Miss Hayter cleared her throat and straightened her back as though she were addressing a regiment rather than a few women only an arm’s reach away. ‘We are blessed that, by the good grace and hard work of the ladies of the Convict Ship Society, there will be no idle hands on this voyage. In two weeks’ time, if the wind stays behind us, the
Rajah
will put into the harbour of Rio de Janeiro, in the Portuguese kingdom of Brazil.’ She said this as though it were a great privilege to visit another kingdom on a prison ship.
‘Any quilt finished in time will be sold in the São Sebastiao market in Rio, and the proceeds will be returned to the mess who sewed it. I hasten to add that these wages will be kept in trust, to avoid … loss during the voyage. You will be supervised daily in groups, on the quarterdeck, so that you have fresh air and sufficient light to sew by.’
It was then ascertained whom amongst them were the most skilled needlewomen. Of the eight now at the table, both Jane and Nell had been seamstresses, Nora, surprisingly, a stay maker, Agnes a bonnet maker, and someone else a muslin sewer.
Miss Hayter proceeded to reel off a list of rules. No woman was allowed on deck without permission; there would be no gambling and no selling of clothes or other possessions; there would be weekly assignations from each mess to collect provisions from the galley and a daily rota for washing dishes and utensils. Each woman must attend to her own laundry and under
no circumstance
must fresh water be used for this purpose. Seawater was perfectly adequate and available in abundance (as though they needed reminding). Finally, each woman was expected to conduct herself in a quiet, orderly and
respectful manner, and a list of dissenters would be kept by the surgeon superintendent, and delivered to the governor’s office when they arrived in Sydney.
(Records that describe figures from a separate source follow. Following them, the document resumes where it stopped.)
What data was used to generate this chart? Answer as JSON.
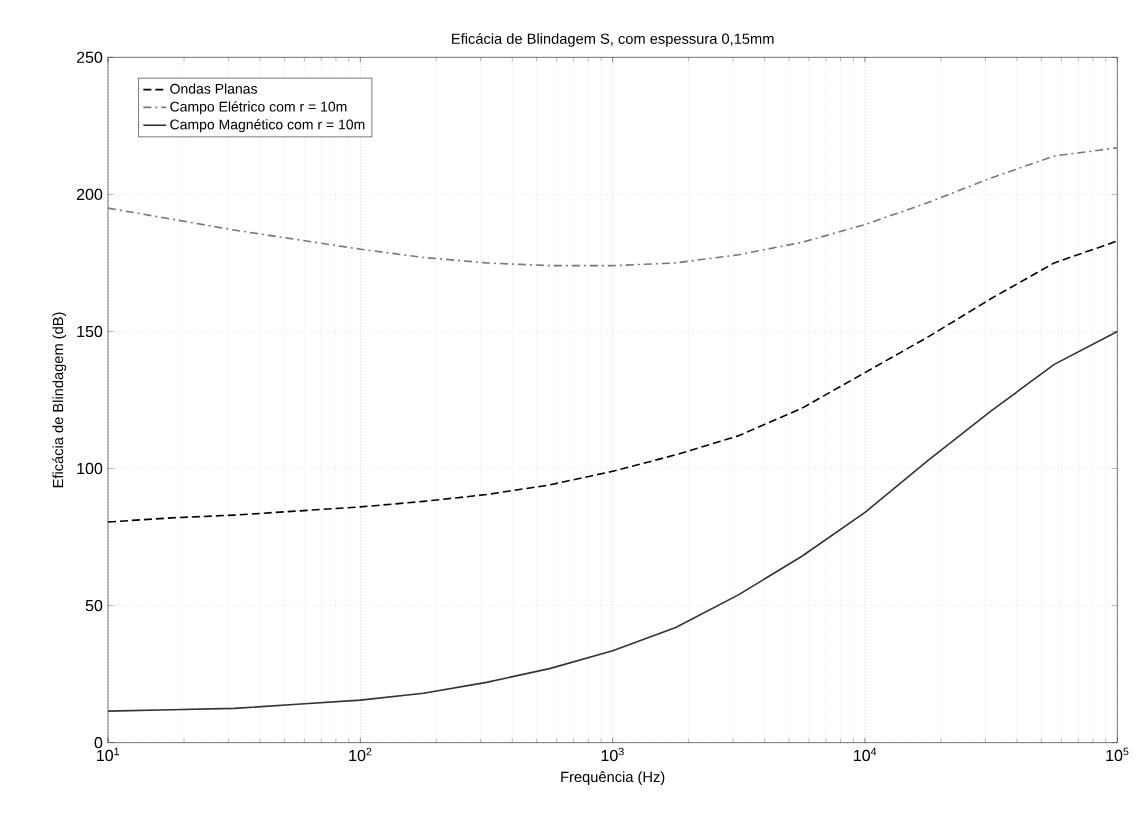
{
  "chart_data": {
    "type": "line",
    "title": "Eficácia de Blindagem S, com espessura 0,15mm",
    "xlabel": "Frequência (Hz)",
    "ylabel": "Eficácia de Blindagem (dB)",
    "x": [
      10,
      17.8,
      31.6,
      56.2,
      100,
      178,
      316,
      562,
      1000,
      1778,
      3162,
      5623,
      10000,
      17783,
      31623,
      56234,
      100000
    ],
    "series": [
      {
        "name": "Ondas Planas",
        "color": "#000000",
        "line_style": "dashed",
        "values": [
          80.5,
          82,
          83,
          84.5,
          86,
          88,
          90.5,
          94,
          99,
          105,
          112,
          122,
          135,
          148,
          162,
          175,
          183
        ]
      },
      {
        "name": "Campo Elétrico com r = 10m",
        "color": "#777777",
        "line_style": "dashdot",
        "values": [
          195,
          191,
          187,
          183.5,
          180,
          177,
          175,
          174,
          174,
          175,
          178,
          182.5,
          189,
          197,
          206,
          214,
          217
        ]
      },
      {
        "name": "Campo Magnético com r = 10m",
        "color": "#333333",
        "line_style": "solid",
        "values": [
          11.5,
          12,
          12.5,
          14,
          15.5,
          18,
          22,
          27,
          33.5,
          42,
          54,
          68,
          84,
          103,
          121,
          138,
          150
        ]
      }
    ],
    "log": "x",
    "xlim": [
      10,
      100000
    ],
    "xticks": [
      {
        "value": 10,
        "label": "10$^{1}$"
      },
      {
        "value": 100,
        "label": "10$^{2}$"
      },
      {
        "value": 1000,
        "label": "10$^{3}$"
      },
      {
        "value": 10000,
        "label": "10$^{4}$"
      },
      {
        "value": 100000,
        "label": "10$^{5}$"
      }
    ],
    "ylim": [
      0,
      250
    ],
    "yticks": [
      0,
      50,
      100,
      150,
      200,
      250
    ],
    "grid": true,
    "legend": "top left",
    "marker": "none"
  }
}
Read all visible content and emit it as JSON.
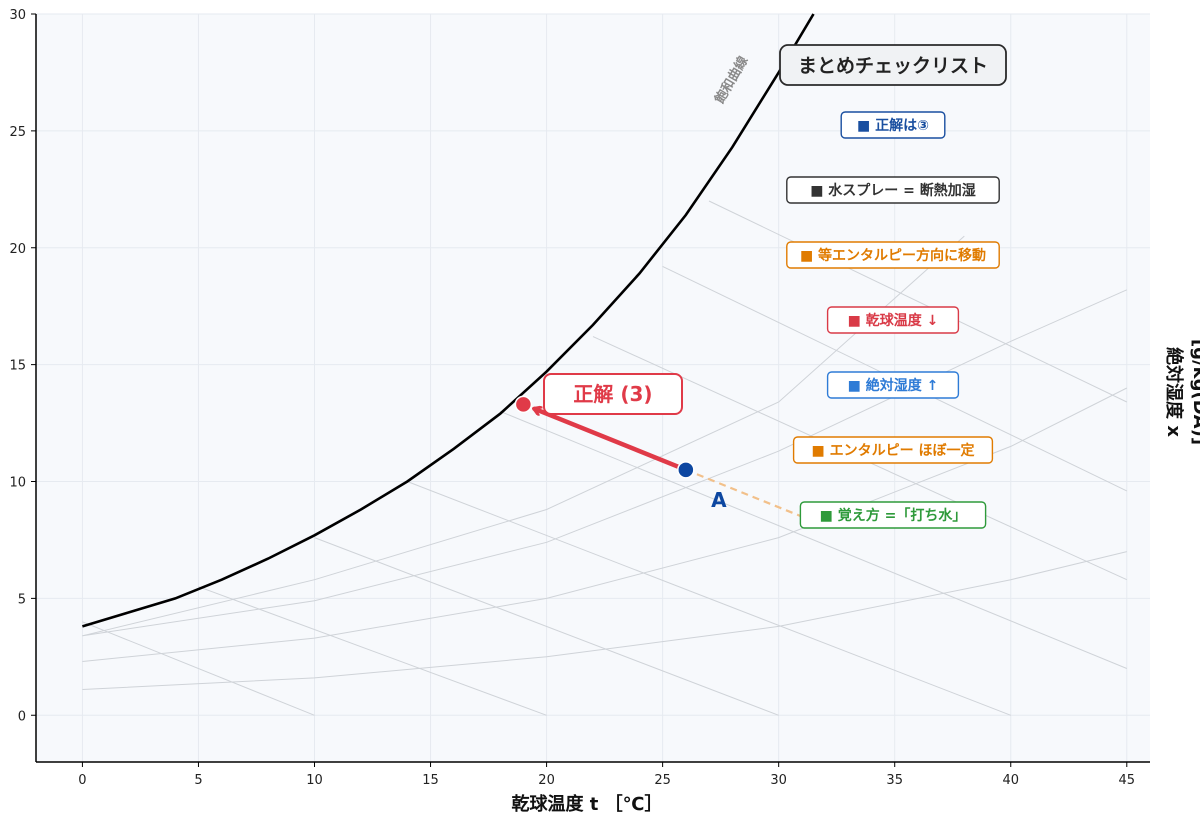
{
  "chart_data": {
    "type": "line",
    "xlabel": "乾球温度 t ［℃］",
    "ylabel": "絶対湿度 x [g/kg(DA)]",
    "xlim": [
      -2,
      46
    ],
    "ylim": [
      -2,
      30
    ],
    "xticks": [
      "0",
      "5",
      "10",
      "15",
      "20",
      "25",
      "30",
      "35",
      "40",
      "45"
    ],
    "yticks": [
      "0",
      "5",
      "10",
      "15",
      "20",
      "25",
      "30"
    ],
    "grid": true,
    "saturation_curve": {
      "label": "飽和曲線",
      "x": [
        0,
        2,
        4,
        6,
        8,
        10,
        12,
        14,
        16,
        18,
        20,
        22,
        24,
        26,
        28,
        30,
        31.5
      ],
      "y": [
        3.8,
        4.4,
        5.0,
        5.8,
        6.7,
        7.7,
        8.8,
        10.0,
        11.4,
        12.9,
        14.7,
        16.7,
        18.9,
        21.4,
        24.3,
        27.5,
        30.0
      ]
    },
    "enthalpy_lines": [
      {
        "x": [
          0,
          10
        ],
        "y": [
          4.0,
          0
        ]
      },
      {
        "x": [
          5,
          20
        ],
        "y": [
          5.5,
          0
        ]
      },
      {
        "x": [
          10,
          30
        ],
        "y": [
          7.6,
          0
        ]
      },
      {
        "x": [
          14,
          40
        ],
        "y": [
          10.0,
          0
        ]
      },
      {
        "x": [
          18,
          45
        ],
        "y": [
          13.0,
          2.0
        ]
      },
      {
        "x": [
          22,
          45
        ],
        "y": [
          16.2,
          5.8
        ]
      },
      {
        "x": [
          25,
          45
        ],
        "y": [
          19.2,
          9.6
        ]
      },
      {
        "x": [
          27,
          45
        ],
        "y": [
          22.0,
          13.4
        ]
      }
    ],
    "humidity_curves": [
      {
        "x": [
          0,
          10,
          20,
          30,
          40,
          45
        ],
        "y": [
          1.1,
          1.6,
          2.5,
          3.8,
          5.8,
          7.0
        ]
      },
      {
        "x": [
          0,
          10,
          20,
          30,
          40,
          45
        ],
        "y": [
          2.3,
          3.3,
          5.0,
          7.6,
          11.5,
          14.0
        ]
      },
      {
        "x": [
          0,
          10,
          20,
          30,
          40,
          45
        ],
        "y": [
          3.4,
          4.9,
          7.4,
          11.3,
          16.0,
          18.2
        ]
      },
      {
        "x": [
          0,
          10,
          20,
          30,
          38
        ],
        "y": [
          3.4,
          5.8,
          8.8,
          13.4,
          20.5
        ]
      }
    ],
    "point_a": {
      "label": "A",
      "x": 26,
      "y": 10.5
    },
    "answer_point": {
      "x": 19,
      "y": 13.3
    },
    "answer_label": "正解 (3)",
    "guide_line": {
      "x": [
        26,
        31
      ],
      "y": [
        10.5,
        8.5
      ]
    }
  },
  "checklist": {
    "title": "まとめチェックリスト",
    "items": [
      {
        "text": "■ 正解は③",
        "color": "#1a4fa0"
      },
      {
        "text": "■ 水スプレー = 断熱加湿",
        "color": "#333333"
      },
      {
        "text": "■ 等エンタルピー方向に移動",
        "color": "#e07b00"
      },
      {
        "text": "■ 乾球温度 ↓",
        "color": "#d93a47"
      },
      {
        "text": "■ 絶対湿度 ↑",
        "color": "#2e7bd6"
      },
      {
        "text": "■ エンタルピー ほぼ一定",
        "color": "#e07b00"
      },
      {
        "text": "■ 覚え方 =「打ち水」",
        "color": "#2e9a3a"
      }
    ]
  },
  "colors": {
    "plot_bg": "#f7f9fc",
    "saturation": "#000000",
    "point_a": "#0d47a1",
    "answer": "#e03a48",
    "guide": "#f2c08a",
    "grid": "#e6eaf0",
    "thin_line": "#cfd3d8"
  }
}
The daily routine formed another set of commandments. At daylight, roll up and stow hammocks and bedclothes. At half past six, clean the water closets, decks and messes – only then would they be issued their daily allowance of drinking water, along with a ration of biscuits. Then, the surgeon would visit any who were ill. Breakfast was at eight a.m., followed by more cleaning. Then it was time to sew. In fair weather the sewing would take place on the quarterdeck, otherwise, below. There was a specific time for the issue of the allowance of lime juice against scurvy, and a time for a healthful dose of wine. (‘Hally-bloody-lujah,’ said Agnes under her breath.) Tuesdays and Fridays were laundry days. Wednesday was for bathing. In seawater. After eight-thirty p.m. they were forbidden to talk or make noise of any kind.